Johanna finds a new job working for Mr. MacCauley (Nick Nolte), who lives in a big house in a small town with his granddaughter Sabitha (Hallee Steinfeld, the Mattie Ross of the Coen brothers’ True Grit), whose mother was killed in an accident. Sabitha’s father, Mr. MacCauley’s son-in-law Ken (Guy Pearce), is a drug-addicted wastrel living in Chicago. It would be almost be a stretch to say that Johanna and the handsome, directionless Ken barely know each other. But after Sabitha and her mean-girl friend Edith (Sami Gayle) prankishly forge a love note from Ken to Johanna, and Johanna responds to it, the teenage girls set up an email account in Ken’s name and start catfishing her on a regular basis. Before long, Johanna gathers up her savings and heads for Chicago, having also paid to have a load of antique furniture belonging to Mr.
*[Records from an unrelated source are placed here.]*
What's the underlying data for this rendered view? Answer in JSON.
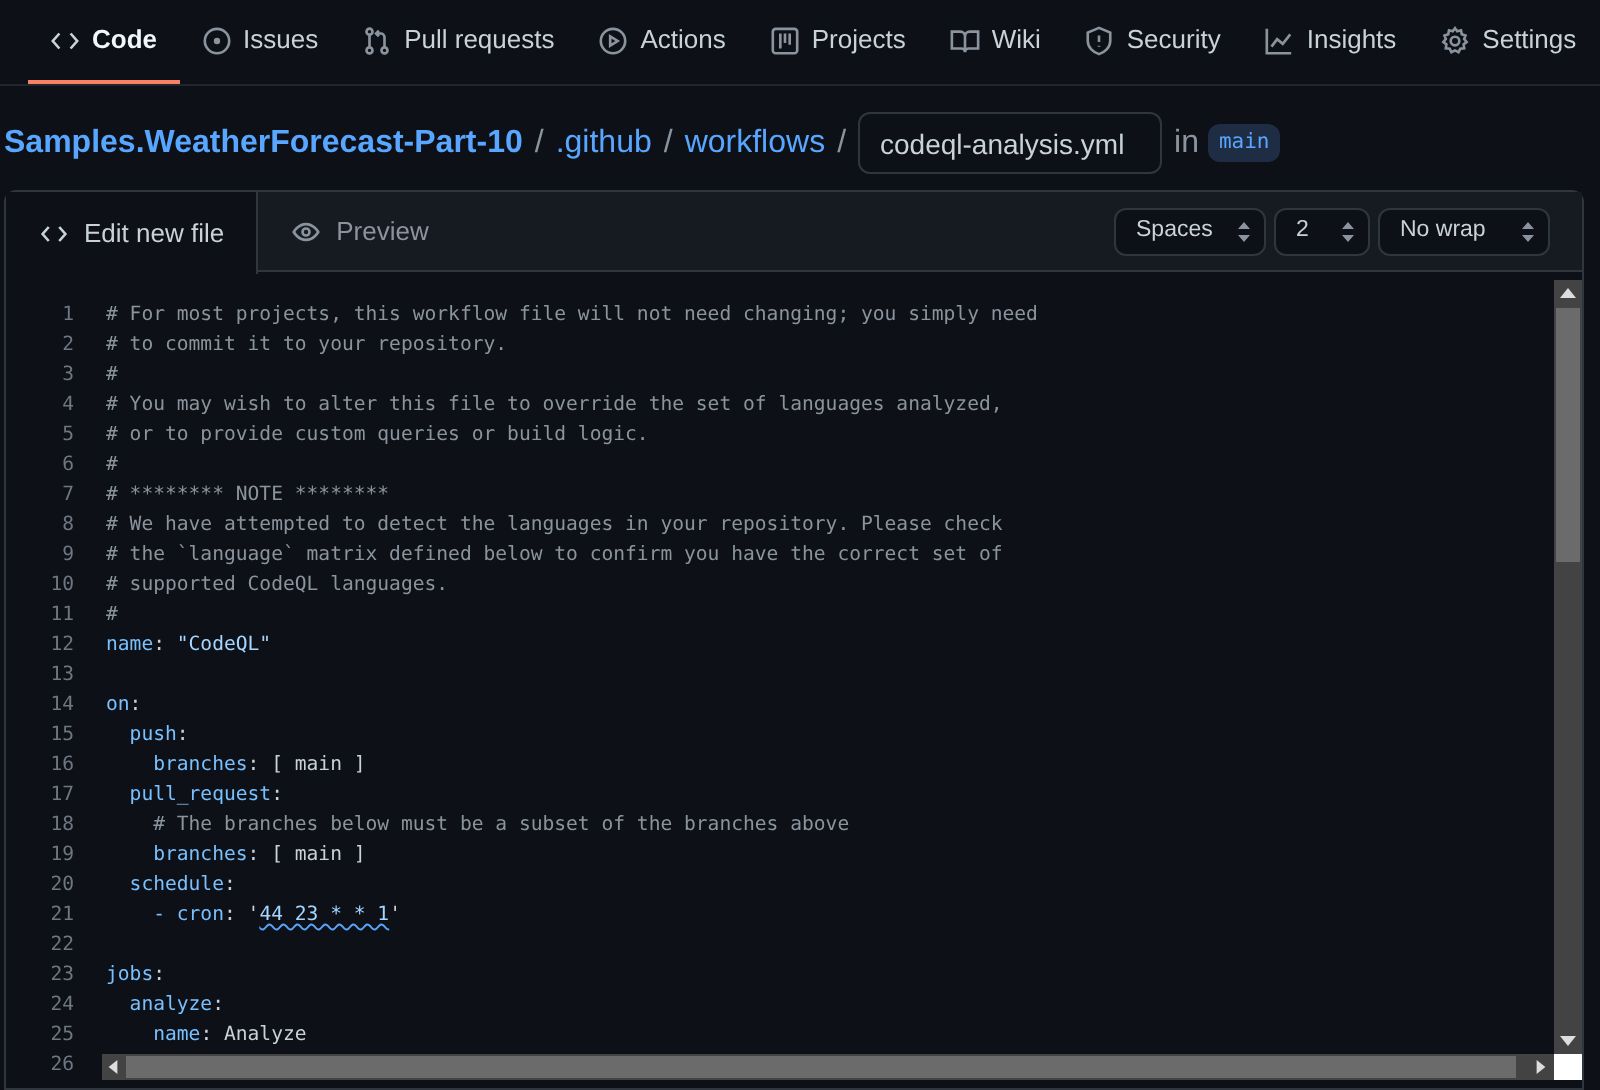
{
  "repo_tabs": [
    {
      "label": "Code",
      "selected": true
    },
    {
      "label": "Issues",
      "selected": false
    },
    {
      "label": "Pull requests",
      "selected": false
    },
    {
      "label": "Actions",
      "selected": false
    },
    {
      "label": "Projects",
      "selected": false
    },
    {
      "label": "Wiki",
      "selected": false
    },
    {
      "label": "Security",
      "selected": false
    },
    {
      "label": "Insights",
      "selected": false
    },
    {
      "label": "Settings",
      "selected": false
    }
  ],
  "breadcrumb": {
    "links": [
      "Samples.WeatherForecast-Part-10",
      ".github",
      "workflows"
    ],
    "separators": [
      "/",
      "/",
      "/"
    ],
    "file_name": "codeql-analysis.yml",
    "in_label": "in",
    "branch": "main"
  },
  "editor": {
    "tabs": [
      {
        "label": "Edit new file",
        "selected": true
      },
      {
        "label": "Preview",
        "selected": false
      }
    ],
    "selects": [
      "Spaces",
      "2",
      "No wrap"
    ],
    "lines": [
      {
        "number": "1",
        "segments": [
          {
            "kind": "comment",
            "text": "# For most projects, this workflow file will not need changing; you simply need"
          }
        ]
      },
      {
        "number": "2",
        "segments": [
          {
            "kind": "comment",
            "text": "# to commit it to your repository."
          }
        ]
      },
      {
        "number": "3",
        "segments": [
          {
            "kind": "comment",
            "text": "#"
          }
        ]
      },
      {
        "number": "4",
        "segments": [
          {
            "kind": "comment",
            "text": "# You may wish to alter this file to override the set of languages analyzed,"
          }
        ]
      },
      {
        "number": "5",
        "segments": [
          {
            "kind": "comment",
            "text": "# or to provide custom queries or build logic."
          }
        ]
      },
      {
        "number": "6",
        "segments": [
          {
            "kind": "comment",
            "text": "#"
          }
        ]
      },
      {
        "number": "7",
        "segments": [
          {
            "kind": "comment",
            "text": "# ******** NOTE ********"
          }
        ]
      },
      {
        "number": "8",
        "segments": [
          {
            "kind": "comment",
            "text": "# We have attempted to detect the languages in your repository. Please check"
          }
        ]
      },
      {
        "number": "9",
        "segments": [
          {
            "kind": "comment",
            "text": "# the `language` matrix defined below to confirm you have the correct set of"
          }
        ]
      },
      {
        "number": "10",
        "segments": [
          {
            "kind": "comment",
            "text": "# supported CodeQL languages."
          }
        ]
      },
      {
        "number": "11",
        "segments": [
          {
            "kind": "comment",
            "text": "#"
          }
        ]
      },
      {
        "number": "12",
        "segments": [
          {
            "kind": "key",
            "text": "name"
          },
          {
            "kind": "plain",
            "text": ": "
          },
          {
            "kind": "string",
            "text": "\"CodeQL\""
          }
        ]
      },
      {
        "number": "13"
      },
      {
        "number": "14",
        "segments": [
          {
            "kind": "key",
            "text": "on"
          },
          {
            "kind": "plain",
            "text": ":"
          }
        ]
      },
      {
        "number": "15",
        "segments": [
          {
            "kind": "key",
            "text": "  push"
          },
          {
            "kind": "plain",
            "text": ":"
          }
        ]
      },
      {
        "number": "16",
        "segments": [
          {
            "kind": "key",
            "text": "    branches"
          },
          {
            "kind": "plain",
            "text": ": [ main ]"
          }
        ]
      },
      {
        "number": "17",
        "segments": [
          {
            "kind": "key",
            "text": "  pull_request"
          },
          {
            "kind": "plain",
            "text": ":"
          }
        ]
      },
      {
        "number": "18",
        "segments": [
          {
            "kind": "comment",
            "text": "    # The branches below must be a subset of the branches above"
          }
        ]
      },
      {
        "number": "19",
        "segments": [
          {
            "kind": "key",
            "text": "    branches"
          },
          {
            "kind": "plain",
            "text": ": [ main ]"
          }
        ]
      },
      {
        "number": "20",
        "segments": [
          {
            "kind": "key",
            "text": "  schedule"
          },
          {
            "kind": "plain",
            "text": ":"
          }
        ]
      },
      {
        "number": "21",
        "segments": [
          {
            "kind": "key",
            "text": "    - cron"
          },
          {
            "kind": "plain",
            "text": ": '"
          },
          {
            "kind": "flagged",
            "text": "44 23 * * 1"
          },
          {
            "kind": "plain",
            "text": "'"
          }
        ]
      },
      {
        "number": "22"
      },
      {
        "number": "23",
        "segments": [
          {
            "kind": "key",
            "text": "jobs"
          },
          {
            "kind": "plain",
            "text": ":"
          }
        ]
      },
      {
        "number": "24",
        "segments": [
          {
            "kind": "key",
            "text": "  analyze"
          },
          {
            "kind": "plain",
            "text": ":"
          }
        ]
      },
      {
        "number": "25",
        "segments": [
          {
            "kind": "key",
            "text": "    name"
          },
          {
            "kind": "plain",
            "text": ": Analyze"
          }
        ]
      },
      {
        "number": "26"
      }
    ]
  }
}
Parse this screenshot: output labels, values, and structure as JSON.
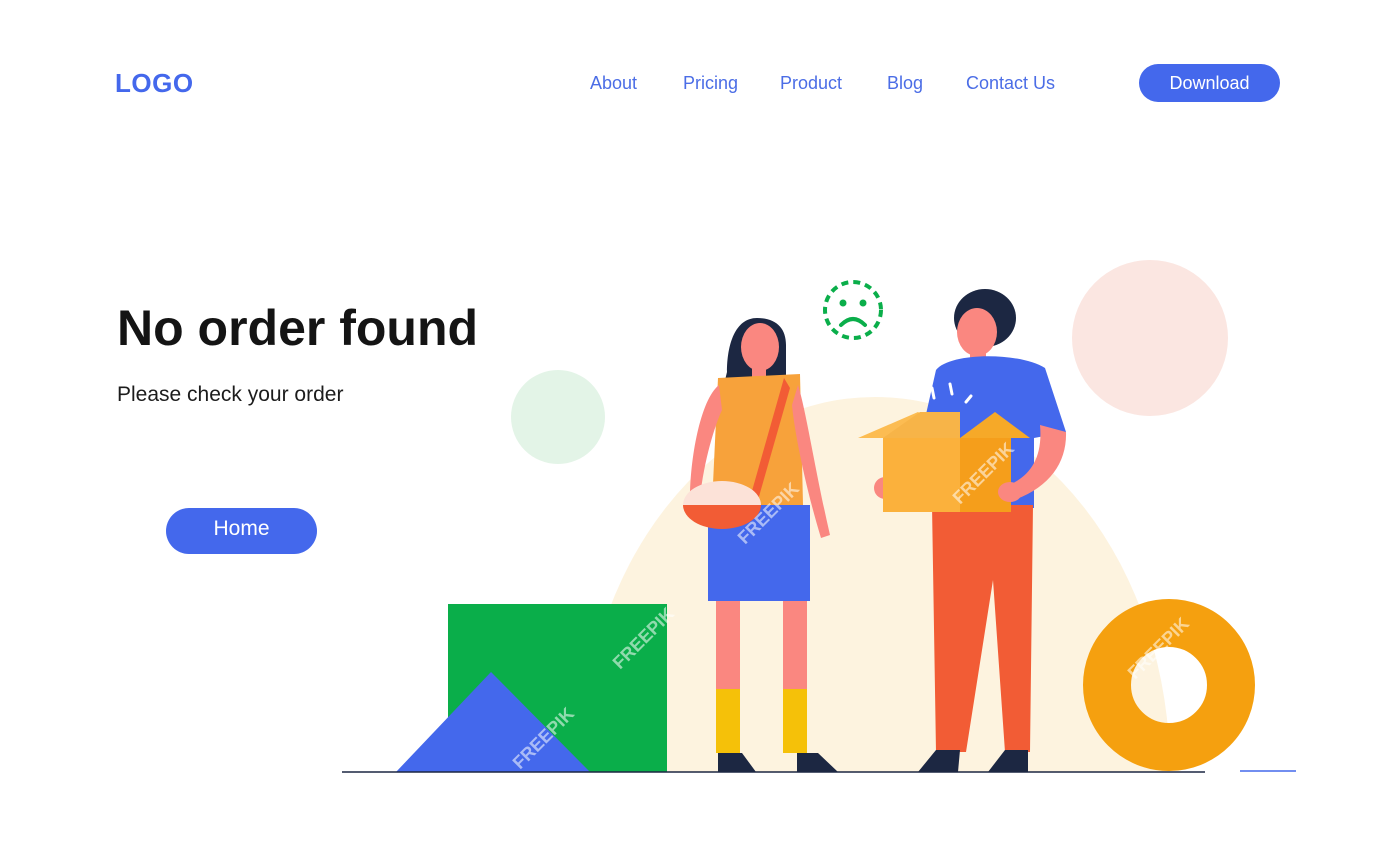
{
  "header": {
    "logo": "LOGO",
    "nav": [
      {
        "label": "About"
      },
      {
        "label": "Pricing"
      },
      {
        "label": "Product"
      },
      {
        "label": "Blog"
      },
      {
        "label": "Contact Us"
      }
    ],
    "cta_label": "Download"
  },
  "hero": {
    "title": "No order found",
    "subtitle": "Please check your order",
    "button_label": "Home"
  },
  "illustration": {
    "icon": "sad-face-icon",
    "watermark": "FREEPIK"
  },
  "colors": {
    "brand_blue": "#4468ec",
    "green": "#0aae4a",
    "orange": "#f5a00f",
    "coral": "#f25c35",
    "cream": "#fdf3df",
    "pale_green": "#e3f4e7",
    "pale_pink": "#fbe6e1",
    "ink": "#141414"
  }
}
MacCauley shipped ahead. When she walks in on the ailing, drugged-out Ken, expecting to start a new life with him in the space that hasn’t gotten a good cleaning since his wife died, he’s fit to be tied, I don’t mind telling you!

Wiig gives the kind of performance that gifted comic actors sometimes give when they’re grimly determined to show the world they can be serious actors. With lank, reddish-brown hair hanging off her head like a mom and pink smudges on her cheeks, as if she’d been made up by a little girl who mistook her for a Raggedy Ann doll, she drags her feet through the movie looking despondent. It’s clear, though, that she’s not depressed over the script, or the uncertain, uninflected direction, which leaves the audience stranded and uncertain over how to take what’s going on; it’s the kind of despondency that’s meant to show the performer’s integrity. Every so often, Johanna gazes off into the distance and smiles ever so slightly to herself, which in the context of this performance is like Cyd Charisse suddenly kicking one leg high above her head. The best thing about Wiig’s performance is that it must have made Guy Pearce realize that he couldn’t try to get away with the sullen sleeping-beauty act he often indulges in himself, and he makes an effort to carry his share of the movie, imbuing Ken the doper with an unexpected amount of shy charm and a warm smile.

After awhile, it becomes clear that Johanna, who at first appears to be one of those defenseless women, alone and adrift in a hard world doomed by their own romantic fantasies, the kind that Tennessee Williams and Carson McCullers used to write about, is actually one of those movie simpletons who somehow compel the world to adjust itself around her, like Chance in Being There or Forrest Gump. That’s fine by me; just because the movie isn’t believable doesn’t mean that I wouldn’t rather see the characters end up happy than watch them be hurt and humiliated. The filmmaking is lifeless, but some of the performers provide enough pep to keep it on life support, especially Sami Gayle and Jennifer Jason Leigh, as Ken’s drug-and-fuck buddy, and the great, missing-in-action Christine Lahti as a bank clerk. (This is the first time I’ve seen Lahti since the 2008 dud Smart People, which also had a script by Mark Poirier.) Hateship, Loveship almost has a nostalgic charm; it’s the kind of underfunded, literate little movie, with an unskilled director and an overqualified cast, that used to play at odd hours on A&E, back in the days when that network’s name stood for “Arts and Entertainment.” If Kirsten Wiig now has her serious-acting aspirations out of her system and is ready to go back to entertaining people, it will have done its part. And if Guy Pearce enjoyed waking up and turning on the charm so much that he feels like trying it again in a real movie, that would be okay, too.

– Phil Dyess-Nugent is a freelance writer living in Texas. He regularly writes about TV and books for The A. V. Club.